Welcome to the epiSAT page

epiSAT is a satifiability solver for the logic of epistemic hierarchies. Internally, epiSAT uses a prefixed tableau calculus that incrementally translated into a Boolean satisfiability problem. epiSAT supports bounded quantification over groups of modalities.

Examples

• epiSAT supports default reasoning.
  s > p; s > q; ∀ x, x ≤ {p,q}. (⟨x⟩⊤ → ⟨x⟩keepRight) → [s]keepRight;
  — System s will keep on the right whenever it is consistent with its components p and q.
• epiSAT supports non-monotonic reasoning with conditionals. The following Goodman example is satisfiable.
  s0 > s1; s1 > s2; — s0 is the innermost of three spheres.
  ⟨s0⟩⊤; — To avoid trivial, vacuous models, we assume that the innermost sphere is consistent.
  [s2]( scratch ∧ oxygen → light ); — Everywhere the physical law holds: if I scratch a match and enough oxygene is present it will light.
  [s1]oxygen; — In the middle sphere enough oxygene is present.
  [s0]¬scratch; — Actually, I did not scratch the match.
  [s0]¬light; — And the match did not light.
  scratch []=> light; — If I had scratched the match, it would have lighted.
  ¬( scratch ∧ ¬oxygene []=> light ); — However, it is not true, that if I had scratched the match and there was not enough oxygene, the match would have lighted.
  
  Hence, the conditional []=> is non-monotonic.

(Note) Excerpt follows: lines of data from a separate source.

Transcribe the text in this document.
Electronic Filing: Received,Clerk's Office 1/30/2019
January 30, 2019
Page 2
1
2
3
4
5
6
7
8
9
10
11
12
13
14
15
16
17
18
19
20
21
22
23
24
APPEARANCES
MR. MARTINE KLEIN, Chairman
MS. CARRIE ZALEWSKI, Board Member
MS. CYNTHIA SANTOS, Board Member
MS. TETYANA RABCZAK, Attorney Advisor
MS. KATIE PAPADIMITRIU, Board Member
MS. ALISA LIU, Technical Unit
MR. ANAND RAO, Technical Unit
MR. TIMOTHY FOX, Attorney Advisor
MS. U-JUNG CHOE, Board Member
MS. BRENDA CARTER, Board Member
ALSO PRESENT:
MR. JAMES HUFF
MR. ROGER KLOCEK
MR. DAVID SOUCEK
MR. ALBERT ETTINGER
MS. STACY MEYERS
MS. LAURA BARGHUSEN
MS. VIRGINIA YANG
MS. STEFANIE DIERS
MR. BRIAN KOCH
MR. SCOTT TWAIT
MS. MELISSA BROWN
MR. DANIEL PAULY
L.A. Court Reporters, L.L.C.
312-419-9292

epiSAT is written in C++ and uses minisat for the Boolean satisfiability problem. Currently, epiSAT is an early prototype and lacks of a user interface. This will change soon. Here you can download the first prototype from May 11, 2021.

Update (June 6, 2021): Here you can download a new version that supports parsing.

Update (June 11, 2021): Here you can download a new version with improved output and parsing.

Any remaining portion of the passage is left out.